15. LOCKED DECISIONS

  1. 3 servers only — ghost-01 CX43 + cx23 + cx23-b. No further node adds until >500 Ghost subscribers (then GEX44 €184/mo).
  2. 19 TomTom keys (7/6/6 distribution across ghost-01/cx23/cx23-b). ~47,500 routing + ~950k tiles daily.
  3. 290 priority cities at Full + 1,178 expansion cities queued for week-5 flood (Apr 29, 2026). Target at launch: ~1,090+ cities effectively served.
  4. 3 collection tiers only — Standard, Full, Maintenance. Seed and Lite are DEAD.
  5. 24 snapshots/day — 30-min peaks, hourly otherwise. Every day-of-week is its own baseline (7 Mon-Sun baselines per city).
  6. 250 m segment spacing, 150 waypoints per route, 6 routes per city (4×4 grid + bidirectional ring). Uniform premium quality for all cities.
  7. Full bidirectional always — no direction-smart shortcuts.
  8. 5-layer composite ETA formula locked: baseline_spline × live_calibration × weather × calendar × event. Catmull-Rom cubic spline for Gold, linear for Standard. Factor chips display minutes, not percentages.

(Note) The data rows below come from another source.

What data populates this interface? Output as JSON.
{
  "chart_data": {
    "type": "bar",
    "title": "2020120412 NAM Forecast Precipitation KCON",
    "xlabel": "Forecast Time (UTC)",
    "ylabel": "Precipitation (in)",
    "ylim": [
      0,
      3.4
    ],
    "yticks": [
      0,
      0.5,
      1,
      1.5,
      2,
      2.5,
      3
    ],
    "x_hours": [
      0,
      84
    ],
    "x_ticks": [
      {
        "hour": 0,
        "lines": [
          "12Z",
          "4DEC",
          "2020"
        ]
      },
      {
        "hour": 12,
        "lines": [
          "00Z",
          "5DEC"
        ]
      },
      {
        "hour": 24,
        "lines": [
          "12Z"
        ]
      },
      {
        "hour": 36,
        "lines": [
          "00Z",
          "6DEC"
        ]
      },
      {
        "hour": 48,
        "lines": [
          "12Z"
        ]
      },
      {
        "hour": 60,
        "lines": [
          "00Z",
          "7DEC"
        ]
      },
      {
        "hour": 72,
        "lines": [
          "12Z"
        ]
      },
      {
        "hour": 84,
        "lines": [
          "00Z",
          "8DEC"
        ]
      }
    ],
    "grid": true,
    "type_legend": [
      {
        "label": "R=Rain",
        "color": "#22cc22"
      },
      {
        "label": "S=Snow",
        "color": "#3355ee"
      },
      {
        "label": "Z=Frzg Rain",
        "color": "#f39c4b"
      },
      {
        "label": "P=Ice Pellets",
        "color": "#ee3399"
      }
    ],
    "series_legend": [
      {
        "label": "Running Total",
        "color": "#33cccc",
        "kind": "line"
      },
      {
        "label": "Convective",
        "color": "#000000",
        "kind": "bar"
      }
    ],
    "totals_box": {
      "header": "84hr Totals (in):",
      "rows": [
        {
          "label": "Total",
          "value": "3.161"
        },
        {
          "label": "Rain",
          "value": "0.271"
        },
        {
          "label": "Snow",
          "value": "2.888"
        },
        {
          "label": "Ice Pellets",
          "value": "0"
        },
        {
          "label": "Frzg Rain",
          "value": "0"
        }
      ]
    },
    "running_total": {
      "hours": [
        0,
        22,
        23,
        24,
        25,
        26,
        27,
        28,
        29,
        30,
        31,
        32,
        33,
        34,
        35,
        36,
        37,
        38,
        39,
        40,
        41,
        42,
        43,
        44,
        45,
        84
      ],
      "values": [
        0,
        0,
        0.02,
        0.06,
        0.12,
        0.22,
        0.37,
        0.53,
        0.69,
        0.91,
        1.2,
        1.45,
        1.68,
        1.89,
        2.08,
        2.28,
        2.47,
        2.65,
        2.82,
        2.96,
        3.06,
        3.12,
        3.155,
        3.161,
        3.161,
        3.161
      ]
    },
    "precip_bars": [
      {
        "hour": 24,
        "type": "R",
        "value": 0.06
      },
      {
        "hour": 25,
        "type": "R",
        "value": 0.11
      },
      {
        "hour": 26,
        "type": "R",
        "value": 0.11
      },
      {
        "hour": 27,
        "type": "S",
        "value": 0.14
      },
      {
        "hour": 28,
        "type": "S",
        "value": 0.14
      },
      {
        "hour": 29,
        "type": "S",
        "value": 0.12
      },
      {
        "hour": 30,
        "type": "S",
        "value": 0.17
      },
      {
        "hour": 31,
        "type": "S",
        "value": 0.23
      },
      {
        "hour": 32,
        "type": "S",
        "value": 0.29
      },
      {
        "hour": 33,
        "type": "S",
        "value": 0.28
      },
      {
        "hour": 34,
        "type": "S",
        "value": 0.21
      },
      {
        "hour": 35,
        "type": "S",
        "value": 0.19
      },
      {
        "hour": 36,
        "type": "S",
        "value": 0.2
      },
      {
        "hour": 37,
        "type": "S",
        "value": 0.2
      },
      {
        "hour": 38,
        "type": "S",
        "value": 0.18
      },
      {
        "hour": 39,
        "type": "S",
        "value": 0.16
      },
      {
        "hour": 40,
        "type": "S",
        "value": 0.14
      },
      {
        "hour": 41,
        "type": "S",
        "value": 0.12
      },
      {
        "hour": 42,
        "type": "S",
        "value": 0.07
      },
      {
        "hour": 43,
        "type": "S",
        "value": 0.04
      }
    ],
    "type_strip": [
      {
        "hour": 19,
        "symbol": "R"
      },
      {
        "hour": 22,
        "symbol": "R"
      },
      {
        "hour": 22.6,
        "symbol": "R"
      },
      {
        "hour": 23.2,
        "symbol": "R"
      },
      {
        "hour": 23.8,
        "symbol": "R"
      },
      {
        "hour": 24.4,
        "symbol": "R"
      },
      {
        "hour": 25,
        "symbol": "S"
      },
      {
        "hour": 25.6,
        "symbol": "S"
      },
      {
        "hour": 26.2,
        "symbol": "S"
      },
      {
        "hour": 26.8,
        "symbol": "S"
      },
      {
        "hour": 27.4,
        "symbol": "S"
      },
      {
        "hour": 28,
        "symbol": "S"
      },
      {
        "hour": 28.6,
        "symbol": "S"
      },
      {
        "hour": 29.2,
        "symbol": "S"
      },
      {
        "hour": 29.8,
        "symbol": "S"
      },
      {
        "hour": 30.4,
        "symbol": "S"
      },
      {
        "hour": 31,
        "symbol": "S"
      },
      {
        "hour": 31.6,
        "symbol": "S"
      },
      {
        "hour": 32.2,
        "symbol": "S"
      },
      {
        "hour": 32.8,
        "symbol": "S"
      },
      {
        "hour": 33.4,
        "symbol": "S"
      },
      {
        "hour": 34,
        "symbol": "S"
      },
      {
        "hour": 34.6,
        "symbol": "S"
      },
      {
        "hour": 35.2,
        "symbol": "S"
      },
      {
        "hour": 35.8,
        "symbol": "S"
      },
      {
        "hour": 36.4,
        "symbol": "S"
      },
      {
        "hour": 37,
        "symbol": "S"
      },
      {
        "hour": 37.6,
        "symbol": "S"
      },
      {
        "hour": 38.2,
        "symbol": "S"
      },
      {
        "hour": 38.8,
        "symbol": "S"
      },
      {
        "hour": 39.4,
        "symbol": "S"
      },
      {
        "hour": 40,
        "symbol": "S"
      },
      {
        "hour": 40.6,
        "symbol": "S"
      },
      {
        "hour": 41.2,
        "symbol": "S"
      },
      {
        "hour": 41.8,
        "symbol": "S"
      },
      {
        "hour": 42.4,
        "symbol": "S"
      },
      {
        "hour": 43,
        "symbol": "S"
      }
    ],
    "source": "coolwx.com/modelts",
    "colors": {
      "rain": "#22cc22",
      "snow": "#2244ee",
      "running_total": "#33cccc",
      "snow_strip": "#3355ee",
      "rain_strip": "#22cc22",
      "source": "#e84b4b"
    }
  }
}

  9. 20-country calendar with holidays, school breaks, puentes, Semana Santa, Buen Fin, Día de Muertos.
  10. Event adjustment is proximity + time-decay + attendance-scaled, largest nearby event only, no stacking.
  11. Motorcycle calibration — one-time collection, congestion multiplier, used forever. Motorcycle ETA FREE for all tiers including Starter.
  12. Weather + AQ every snapshot via Open-Meteo — app reads from CDN, never live. Only RainViewer radar needs live net.
  13. DDG is the sole enrichment source — ~43,200 queries/day nightly, free, fully cacheable. Google Places is app-real-time-only behind kill-switch, never in pipeline.
  14. Photon = Cloudflare Worker proxy at photon.alaivos.com with 24 h edge cache. Self-hosting abandoned (17 GB index > 38 GB cx23-b disk).
  15. Nominatim — free, 1 req/s, User-Agent: alaivOS/1.0.
  16. Zero paid API dependencies in POI/search/traffic/weather/AQ. Only paid items: TheSportsDB Patreon $3/mo (sports cache commercial ToS) and Anthropic API (~$0.012/checkup).
  17. Google Places credit = $5,154 MXN ≈ $300 USD (NOT $5,154 USD), expires June 5, 2026, app-real-time luxury only. Foursquare and Yelp cancelled entirely.
  18. Sports cache — 31 leagues (ESPN 14 + TheSportsDB 15 + Jolpica F1 + boxing scraper) on ghost-01:8300, 1 h TTL, stale-on-error.
  19. Checkup Relay — ghost-01:8100, dual anonymization (device → Gemma 4 E4B), Anthropic Batch, ~$0.012/checkup.
  20. Voice (Ghost HD) — Kokoro 82M on ghost-01. Kokoro-first pipeline inverts prior plan.
  21. Segment graph + Dijkstra — any user route traced as shortest path over the 250 m segment graph.
  22. Monthly infra cost: €25 + $3/mo TheSportsDB (+ Anthropic metered).

Every day this runs, the moat gets deeper. 290 cities at 250 m precision, 24 snapshots/day, 5-layer composite ETA, full weather + AQ + DDG enrichment, for €25/month. No competitor has this.